Vous aurez compris que le capital social dont je souhaite parler n’a rien à voir avec la lecture des éléments du passif d’un bilan financier! Mon propos se trouve ailleurs. Il se situe dans la réflexion sur les leviers d’accompagnement au changement.
Sur ce point, je dirai que d’un côté, il y a les leviers traditionnels d’accompagnement, c’est-à-dire ceux auxquels tout le monde pense presque de manière pavlovienne. Ces leviers sont les incontournables des plans de conduite du changement : formation et plus globalement tout ce qui impacte le développement du capital humain, la communication, le coaching, l’accompagnement managérial, l’animation des relais, le travail sur les comportements et les valeurs, les relations avec les partenaires sociaux. D’un autre côté, il y a des leviers un peu plus complexes à utiliser parce qu’ils présentent une porosité et une viscosité à l’égard de sujets sensibles en lien avec le travail et l’organisation du travail (par exemple la santé mentale au travail, les conditions de travail, les relations au travail, la solitude au travail, etc). Parmi ces leviers complexes, je pense en particulier à celui du capital social.
A ce propos, ma conviction est simple : intégrer une réflexion sur le capital social dans les projets de transformation constitue un levier d’appropriation des changements stratégiques, organisationnels ou IT.
La plupart des Directions Générales et des DRH sont convaincus que la performance sociale contribue à la performance durable des organisations et des Hommes.
Cependant, il me semble qu’on s’interroge insuffisamment sur la façon dont le capital social permet d’atteindre les objectifs de cette performance sociale tant recherchée ; et encore moins sur sa contribution dans la réussite des projets de transformation stratégique, organisationnelle et technologique. Il y a plusieurs raisons à cela et celles-ci sont sans doute liées à de la méconnaissance, de la confusion et à la difficulté d’opérationnaliser ce concept.
D’abord, il y a une méconnaissance sur l’objectif qui se cache derrière le concept de capital social. Cet objectif est de comprendre comment les individus et les organisations peuvent atteindre efficacement et le plus justement possible des buts communs.

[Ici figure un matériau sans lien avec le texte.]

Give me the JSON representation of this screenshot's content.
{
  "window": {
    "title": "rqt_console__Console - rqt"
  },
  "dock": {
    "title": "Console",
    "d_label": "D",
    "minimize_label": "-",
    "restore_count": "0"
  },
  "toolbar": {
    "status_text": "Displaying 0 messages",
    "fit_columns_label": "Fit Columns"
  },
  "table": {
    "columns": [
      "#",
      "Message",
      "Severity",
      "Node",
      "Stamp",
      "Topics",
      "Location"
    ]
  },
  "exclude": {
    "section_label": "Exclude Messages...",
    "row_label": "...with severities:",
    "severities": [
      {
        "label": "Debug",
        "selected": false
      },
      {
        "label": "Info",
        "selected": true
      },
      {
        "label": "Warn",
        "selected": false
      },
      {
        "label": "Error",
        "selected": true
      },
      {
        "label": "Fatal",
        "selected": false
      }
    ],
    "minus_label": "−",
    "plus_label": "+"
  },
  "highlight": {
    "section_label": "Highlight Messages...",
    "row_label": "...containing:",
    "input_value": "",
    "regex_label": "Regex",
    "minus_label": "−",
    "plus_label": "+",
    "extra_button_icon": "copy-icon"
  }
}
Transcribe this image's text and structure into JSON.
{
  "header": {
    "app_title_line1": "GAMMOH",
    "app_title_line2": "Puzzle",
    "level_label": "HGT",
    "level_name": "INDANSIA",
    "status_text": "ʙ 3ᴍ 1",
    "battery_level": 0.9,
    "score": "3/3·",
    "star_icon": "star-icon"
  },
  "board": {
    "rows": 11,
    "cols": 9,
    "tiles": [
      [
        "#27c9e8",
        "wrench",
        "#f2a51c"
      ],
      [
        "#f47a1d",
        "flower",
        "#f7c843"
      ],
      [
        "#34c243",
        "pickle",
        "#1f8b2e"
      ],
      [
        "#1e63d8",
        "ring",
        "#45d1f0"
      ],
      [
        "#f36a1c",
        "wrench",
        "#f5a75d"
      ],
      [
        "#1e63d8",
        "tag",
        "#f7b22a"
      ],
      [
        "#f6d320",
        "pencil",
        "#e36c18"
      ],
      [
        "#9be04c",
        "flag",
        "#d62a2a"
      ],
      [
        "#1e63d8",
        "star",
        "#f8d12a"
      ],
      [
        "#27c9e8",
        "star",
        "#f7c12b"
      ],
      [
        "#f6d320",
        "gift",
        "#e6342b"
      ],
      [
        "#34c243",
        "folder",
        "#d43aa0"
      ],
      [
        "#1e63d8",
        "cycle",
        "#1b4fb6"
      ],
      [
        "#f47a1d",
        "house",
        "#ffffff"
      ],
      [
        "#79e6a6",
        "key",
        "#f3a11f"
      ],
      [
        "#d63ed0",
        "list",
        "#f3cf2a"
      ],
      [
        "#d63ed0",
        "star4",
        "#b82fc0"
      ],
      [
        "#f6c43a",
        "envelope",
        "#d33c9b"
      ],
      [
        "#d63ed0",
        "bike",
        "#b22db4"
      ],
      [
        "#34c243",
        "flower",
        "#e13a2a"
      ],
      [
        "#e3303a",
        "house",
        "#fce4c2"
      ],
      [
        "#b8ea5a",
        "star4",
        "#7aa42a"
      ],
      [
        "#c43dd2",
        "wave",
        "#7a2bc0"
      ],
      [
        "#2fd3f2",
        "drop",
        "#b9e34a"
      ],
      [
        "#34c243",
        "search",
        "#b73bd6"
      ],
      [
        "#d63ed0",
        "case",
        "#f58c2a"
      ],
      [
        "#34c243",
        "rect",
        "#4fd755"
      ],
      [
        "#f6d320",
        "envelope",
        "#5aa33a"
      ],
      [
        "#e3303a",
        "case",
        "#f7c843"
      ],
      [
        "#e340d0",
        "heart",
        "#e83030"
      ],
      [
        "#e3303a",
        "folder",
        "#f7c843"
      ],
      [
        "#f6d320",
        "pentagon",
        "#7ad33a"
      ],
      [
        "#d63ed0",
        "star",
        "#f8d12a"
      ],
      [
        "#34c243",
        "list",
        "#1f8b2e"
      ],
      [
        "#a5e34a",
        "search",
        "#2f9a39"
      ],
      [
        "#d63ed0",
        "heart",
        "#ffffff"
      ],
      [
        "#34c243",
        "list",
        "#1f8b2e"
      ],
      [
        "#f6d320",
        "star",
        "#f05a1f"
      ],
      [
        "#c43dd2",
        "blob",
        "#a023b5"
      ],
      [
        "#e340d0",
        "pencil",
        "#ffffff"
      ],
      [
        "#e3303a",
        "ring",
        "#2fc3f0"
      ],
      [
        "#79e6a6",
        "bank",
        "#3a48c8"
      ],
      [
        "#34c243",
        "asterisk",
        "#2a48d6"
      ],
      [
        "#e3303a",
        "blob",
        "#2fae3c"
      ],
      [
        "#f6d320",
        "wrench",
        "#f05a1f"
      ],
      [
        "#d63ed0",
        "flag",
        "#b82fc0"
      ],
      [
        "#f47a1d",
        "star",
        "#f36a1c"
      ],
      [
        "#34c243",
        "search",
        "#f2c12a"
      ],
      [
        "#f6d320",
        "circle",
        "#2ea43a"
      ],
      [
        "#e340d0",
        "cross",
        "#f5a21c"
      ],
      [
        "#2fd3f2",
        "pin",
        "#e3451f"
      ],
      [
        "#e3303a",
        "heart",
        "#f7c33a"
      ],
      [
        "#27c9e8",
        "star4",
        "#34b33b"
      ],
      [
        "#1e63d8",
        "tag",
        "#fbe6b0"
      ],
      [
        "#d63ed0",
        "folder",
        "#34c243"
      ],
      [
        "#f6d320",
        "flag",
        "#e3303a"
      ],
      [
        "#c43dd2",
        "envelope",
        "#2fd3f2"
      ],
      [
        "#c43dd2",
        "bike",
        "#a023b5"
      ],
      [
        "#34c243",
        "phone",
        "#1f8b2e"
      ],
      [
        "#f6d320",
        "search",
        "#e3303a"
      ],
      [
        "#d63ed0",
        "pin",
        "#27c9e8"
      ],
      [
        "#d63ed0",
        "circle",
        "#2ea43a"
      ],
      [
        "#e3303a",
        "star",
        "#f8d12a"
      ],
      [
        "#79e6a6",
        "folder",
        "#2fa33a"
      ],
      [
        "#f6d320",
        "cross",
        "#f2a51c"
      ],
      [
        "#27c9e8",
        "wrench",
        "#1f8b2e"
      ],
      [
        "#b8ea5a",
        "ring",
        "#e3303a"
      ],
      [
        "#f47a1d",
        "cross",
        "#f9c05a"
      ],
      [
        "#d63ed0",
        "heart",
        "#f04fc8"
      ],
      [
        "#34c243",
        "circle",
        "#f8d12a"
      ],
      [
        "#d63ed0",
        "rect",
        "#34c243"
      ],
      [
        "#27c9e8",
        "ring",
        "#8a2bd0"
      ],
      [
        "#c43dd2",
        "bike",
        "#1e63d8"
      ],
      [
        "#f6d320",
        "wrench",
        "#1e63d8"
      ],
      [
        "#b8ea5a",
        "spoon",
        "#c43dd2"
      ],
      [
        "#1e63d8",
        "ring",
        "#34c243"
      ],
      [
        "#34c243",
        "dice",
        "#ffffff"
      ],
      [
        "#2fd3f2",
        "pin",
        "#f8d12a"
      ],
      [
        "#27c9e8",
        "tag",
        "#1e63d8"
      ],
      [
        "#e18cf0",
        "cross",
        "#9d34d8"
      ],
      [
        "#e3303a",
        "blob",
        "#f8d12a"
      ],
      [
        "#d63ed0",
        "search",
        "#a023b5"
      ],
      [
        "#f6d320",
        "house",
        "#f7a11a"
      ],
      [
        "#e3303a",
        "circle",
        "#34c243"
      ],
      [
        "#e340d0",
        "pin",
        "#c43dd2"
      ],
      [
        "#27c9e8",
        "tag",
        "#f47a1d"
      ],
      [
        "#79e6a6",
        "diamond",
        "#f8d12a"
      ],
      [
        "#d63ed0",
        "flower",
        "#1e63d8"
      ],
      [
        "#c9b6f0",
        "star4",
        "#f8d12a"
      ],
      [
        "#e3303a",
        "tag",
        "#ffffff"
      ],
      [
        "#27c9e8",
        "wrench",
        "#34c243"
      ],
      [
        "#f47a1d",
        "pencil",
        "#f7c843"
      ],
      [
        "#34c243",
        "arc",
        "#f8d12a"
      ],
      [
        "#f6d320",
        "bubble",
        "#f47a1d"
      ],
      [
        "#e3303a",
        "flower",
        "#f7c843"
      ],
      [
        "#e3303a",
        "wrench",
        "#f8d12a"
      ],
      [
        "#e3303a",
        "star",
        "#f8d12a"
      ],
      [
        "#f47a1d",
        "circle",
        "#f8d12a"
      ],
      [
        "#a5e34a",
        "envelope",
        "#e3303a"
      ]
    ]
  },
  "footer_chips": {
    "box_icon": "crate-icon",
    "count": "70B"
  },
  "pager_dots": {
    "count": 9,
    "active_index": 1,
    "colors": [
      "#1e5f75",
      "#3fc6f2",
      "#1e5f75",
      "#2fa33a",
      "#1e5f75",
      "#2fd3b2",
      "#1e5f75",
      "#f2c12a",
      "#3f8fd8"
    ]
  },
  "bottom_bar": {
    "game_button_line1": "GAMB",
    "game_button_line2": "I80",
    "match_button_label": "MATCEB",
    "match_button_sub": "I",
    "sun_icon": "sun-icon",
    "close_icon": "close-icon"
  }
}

Ensuite, il y a une méconnaissance sur la signification même du concept, lequel il faut le reconnaître est très riche. Cette difficulté d’aborder le sens entraîne de la confusion, notamment entre la notion de « capital social » et de « capital humain ». Pour rappel, le capital humain d’une entreprise c’est « l'ensemble des connaissances, qualifications, compétences, et caractéristiques individuelles qui facilitent la création du bien-être personnel, social et économique » (source OCDE). Il est reconnu que le développement du capital humain est une priorité pour les DRH et je dirai même pour la compétitivité des nations ! Les lois sur la GPEC, les approches de gestion par les compétences, les stratégies mises en place pour développer les talents, les budgets importants alloués au développement de la formation tout au long de la vie en témoignent.
En revanche le capital social, concept qui finalement existe depuis très très longtemps (Lire Tocqueville et Durkheim notamment), est autre chose.Ce concept est protéiforme et interprétable de différentes façons. Par exemple, il y a une approche sociologique, anthropologique, économique ou gestionnaire du capital social ; ce qui rend d’autant plus difficile l’appropriation du concept et sa déclinaison opérationnelle dans les organisations. Malgré tout, la définition élaborée par l’OCDE pourrait faire l’unanimité. Cette institution définit le capital social comme étant « les réseaux, les normes, les valeurs et les convictions communes qui facilitent la coopération au sein de groupes ou entre ceux-ci ». En d’autres termes, le capital social met l’emphase sur les rapports qui unissent les individus, leur capacité à nouer des relations internes et externes et les normes qui les régissent. Dans les organisations, ce capital social peut prendre forme dans les relations entre les collaborateurs, les groupes projets ou encore les métiers.
La difficulté à s’approprier et rendre opérationnel le concept de capital social tient, je l’ai dit, à la diversité des approches du concept lui-même et au fait qu’on peut difficilement le mesurer ou lui attribuer une valeur comptable !
Mais faut-il absolument donner une valeur comptable au capital social ? Mesurer est-il évaluer ? Ne serait-il pas plus impactant de comprendre comment les déterminants du capital social de l’entreprise interagissent entre eux et les effets de ces interactions sur le contenu du travail, le travail collectif et le collectif de travail ? Il est évident que les projets de transformation impactent forcement le travail et l’Homme au travail.
Or, si on part de l’hypothèse que le travail est le résultat d’une production et d’un effort collectif, alors les transformations impactent et peuvent transformer le capital social. Par conséquent, la valorisation du capital social doit figurer dans tout plan de conduite du changement car il contient des vertus intéressantes à ne pas négliger…Quelles sont ces vertus et par où commencer ? Nous en parlerons dans un prochain billet.